Op den Buijs Jorn, Pijl Marten, Landgraf Andreas
Philips Research, Eindhoven, Netherlands.
Philips DACH, Hamburg, Germany.
JMIR Med Inform. 2021 Mar 8;9(3):e25121. doi: 10.2196/25121.
Predictive analytics based on data from remote monitoring of elderly via a personal emergency response system (PERS) in the United States can identify subscribers at high risk for emergency hospital transport. These risk predictions can subsequently be used to proactively target interventions and prevent avoidable, costly health care use. It is, however, unknown if PERS-based risk prediction with targeted interventions could also be applied in the German health care setting.

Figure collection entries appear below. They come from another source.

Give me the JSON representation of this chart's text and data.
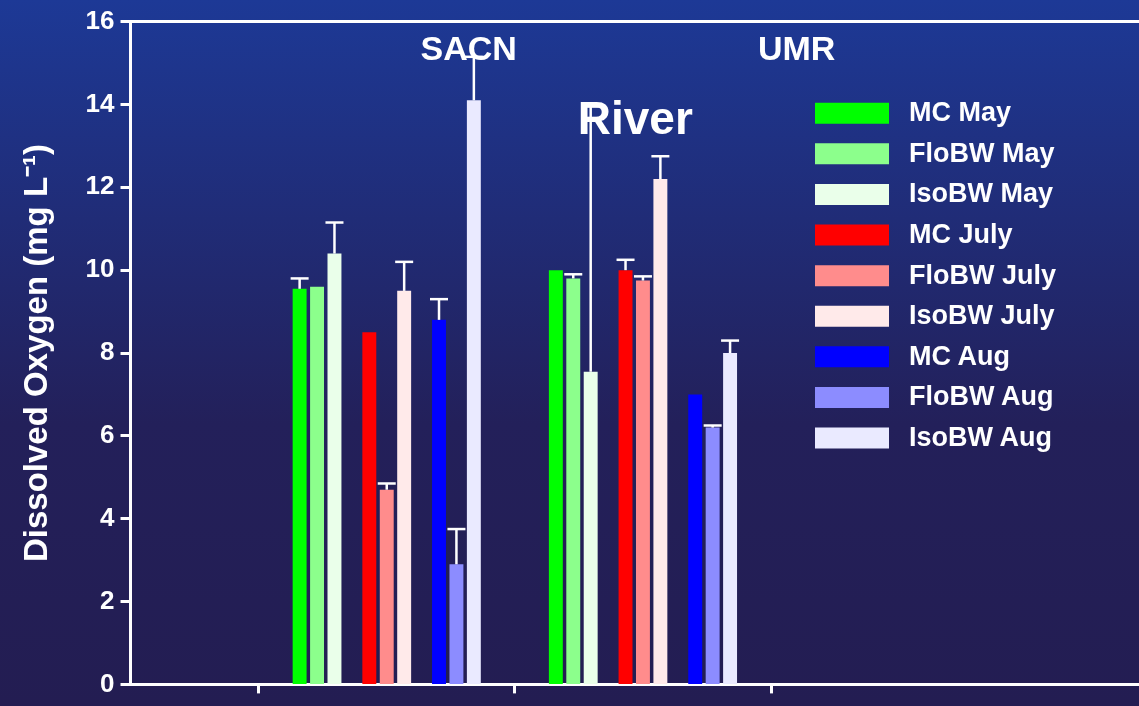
{
  "chart_data": {
    "type": "bar",
    "ylabel": "Dissolved Oxygen (mg L⁻¹)",
    "categories": [
      null,
      null
    ],
    "ylim": [
      0,
      16
    ],
    "yticks": [
      0,
      2,
      4,
      6,
      8,
      10,
      12,
      14,
      16
    ],
    "grid": false,
    "legend": "right",
    "tick_labels": "y",
    "annotations": [
      "SACN",
      "UMR",
      "River"
    ],
    "series": [
      {
        "name": "MC May",
        "color": "#00ff00",
        "values": [
          9.55,
          10.0
        ],
        "errors": [
          [
            9.55,
            9.8
          ],
          null
        ]
      },
      {
        "name": "FloBW May",
        "color": "#8cff8c",
        "values": [
          9.6,
          9.8
        ],
        "errors": [
          null,
          [
            9.8,
            9.9
          ]
        ]
      },
      {
        "name": "IsoBW May",
        "color": "#eaffea",
        "values": [
          10.4,
          7.55
        ],
        "errors": [
          [
            10.4,
            11.15
          ],
          [
            7.55,
            13.95
          ]
        ]
      },
      {
        "name": "MC July",
        "color": "#ff0000",
        "values": [
          8.5,
          10.0
        ],
        "errors": [
          null,
          [
            10.0,
            10.25
          ]
        ]
      },
      {
        "name": "FloBW July",
        "color": "#ff8c8c",
        "values": [
          4.7,
          9.75
        ],
        "errors": [
          [
            4.7,
            4.85
          ],
          [
            9.75,
            9.85
          ]
        ]
      },
      {
        "name": "IsoBW July",
        "color": "#ffeaea",
        "values": [
          9.5,
          12.2
        ],
        "errors": [
          [
            9.5,
            10.2
          ],
          [
            12.2,
            12.75
          ]
        ]
      },
      {
        "name": "MC Aug",
        "color": "#0000ff",
        "values": [
          8.8,
          7.0
        ],
        "errors": [
          [
            8.8,
            9.3
          ],
          null
        ]
      },
      {
        "name": "FloBW Aug",
        "color": "#8c8cff",
        "values": [
          2.9,
          6.2
        ],
        "errors": [
          [
            2.9,
            3.75
          ],
          [
            6.2,
            6.25
          ]
        ]
      },
      {
        "name": "IsoBW Aug",
        "color": "#eaeaff",
        "values": [
          14.1,
          8.0
        ],
        "errors": [
          [
            14.1,
            15.15
          ],
          [
            8.0,
            8.3
          ]
        ]
      }
    ]
  }
}
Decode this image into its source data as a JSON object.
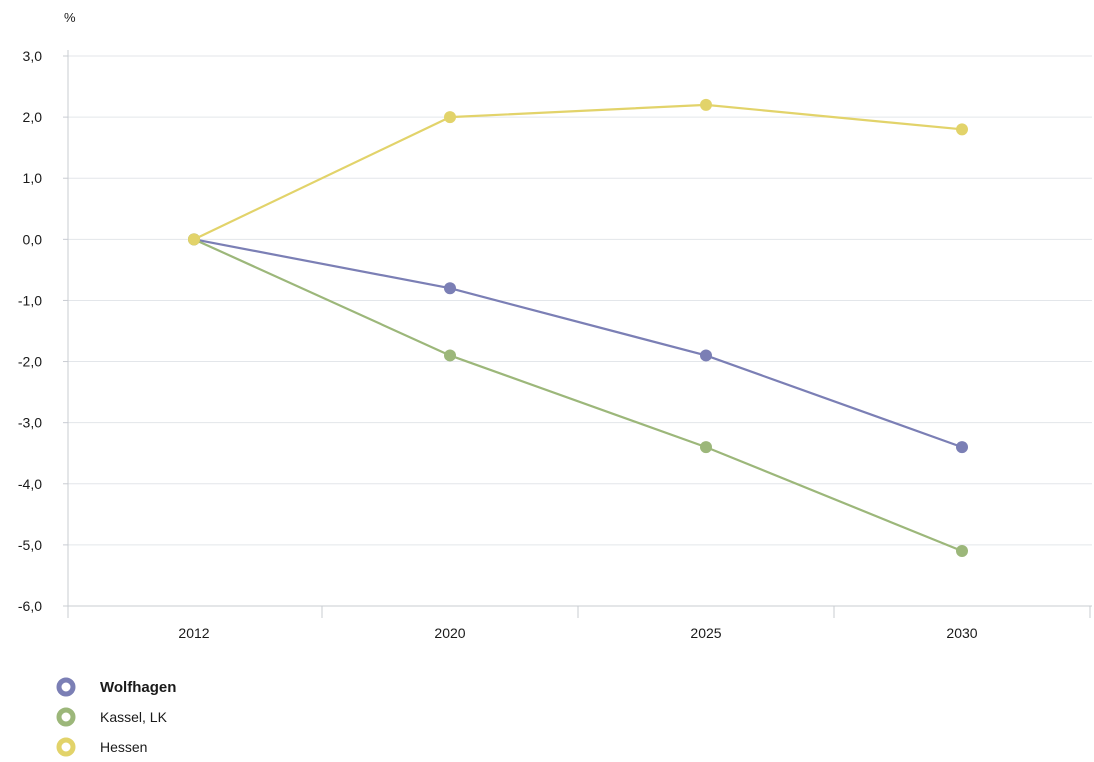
{
  "chart_data": {
    "type": "line",
    "unit_label": "%",
    "categories": [
      "2012",
      "2020",
      "2025",
      "2030"
    ],
    "y_ticks": [
      "3,0",
      "2,0",
      "1,0",
      "0,0",
      "-1,0",
      "-2,0",
      "-3,0",
      "-4,0",
      "-5,0",
      "-6,0"
    ],
    "ylim": [
      -6,
      3
    ],
    "grid": true,
    "legend_position": "bottom-left",
    "series": [
      {
        "name": "Wolfhagen",
        "color": "#7b7fb5",
        "bold": true,
        "values": [
          0.0,
          -0.8,
          -1.9,
          -3.4
        ]
      },
      {
        "name": "Kassel, LK",
        "color": "#9cb77a",
        "bold": false,
        "values": [
          0.0,
          -1.9,
          -3.4,
          -5.1
        ]
      },
      {
        "name": "Hessen",
        "color": "#e2d36a",
        "bold": false,
        "values": [
          0.0,
          2.0,
          2.2,
          1.8
        ]
      }
    ]
  }
}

The objectives were to develop and validate a predictive model of 30-day emergency hospital transport based on data from a German PERS provider and compare the model with our previously published predictive model developed on data from a US PERS provider.
Retrospective data of 5805 subscribers to a German PERS service were used to develop and validate an extreme gradient boosting predictive model of 30-day hospital transport, including predictors derived from subscriber demographics, self-reported medical conditions, and a 2-year history of case data. Models were trained on 80% (4644/5805) of the data, and performance was evaluated on an independent test set of 20% (1161/5805). Results were compared with our previously published prediction model developed on a data set of PERS users in the United States.
German PERS subscribers were on average aged 83.6 years, with 64.0% (743/1161) females, with 65.4% (759/1161) reported 3 or more chronic conditions. A total of 1.4% (350/24,847) of subscribers had one or more emergency transports in 30 days in the test set, which was significantly lower compared with the US data set (2455/109,966, 2.2%). Performance of the predictive model of emergency hospital transport, as evaluated by area under the receiver operator characteristic curve (AUC), was 0.749 (95% CI 0.721-0.777), which was similar to the US prediction model (AUC=0.778 [95% CI 0.769-0.788]). The top 1% (12/1161) of predicted high-risk patients were 10.7 times more likely to experience an emergency hospital transport in 30 days than the overall German PERS population. This lift was comparable to a model lift of 11.9 obtained by the US predictive model.
Despite differences in emergency care use, PERS-based collected subscriber data can be used to predict use outcomes in different international settings. These predictive analytic tools can be used by health care organizations to extend population health management into the home by identifying and delivering timelier targeted interventions to high-risk patients. This could lead to overall improved patient experience, higher quality of care, and more efficient resource use.
基于美国通过个人应急响应系统(PERS)对老年人进行远程监测的数据进行的预测分析,可以识别出有紧急住院运输高风险的用户。这些风险预测随后可用于主动进行干预,并防止不必要的、昂贵的医疗保健使用。然而,基于PERS的风险预测与针对性干预措施是否也能应用于德国的医疗保健环境尚不清楚。
目标是基于德国PERS供应商的数据开发并验证一个30天紧急住院运输的预测模型,并将该模型与我们之前基于美国PERS供应商的数据开发并发表的预测模型进行比较。
使用德国PERS服务的5805名用户的回顾性数据来开发并验证一个30天住院运输的极端梯度提升预测模型,包括从用户人口统计学、自我报告的医疗状况以及2年病例数据历史中得出的预测因素。模型在80%(4644/5805)的数据上进行训练,并在20%(1161/5805)的独立测试集上评估性能。将结果与我们之前基于美国PERS用户数据集开发并发表的预测模型进行比较。
德国PERS用户的平均年龄为83.6岁,女性占64.0%(743/1161),65.4%(759/1161)的用户报告有3种或更多慢性病。在测试集中,共有1.4%(350/24847)的用户在30天内有一次或多次紧急运输,这与美国数据集(2455/109966,2.2%)相比显著更低。通过受试者操作特征曲线下面积(AUC)评估的紧急住院运输预测模型的性能为0.749(95%CI 0.721 - 0.777),这与美国预测模型(AUC = 0.778 [95%CI 0.769 - 0.788])相似。预测的高风险患者中前1%(12/1161)在30天内经历紧急住院运输的可能性是德国PERS总体人群的10.7倍。这种提升与美国预测模型获得的11.9的模型提升相当。
尽管在紧急护理使用方面存在差异,但基于PERS收集的用户数据可用于预测不同国际环境下的使用结果。这些预测分析工具可被医疗保健组织用于通过识别并向高风险患者提供更及时的针对性干预措施,将人群健康管理扩展到家庭。这可能会带来整体改善的患者体验、更高的护理质量以及更有效的资源利用。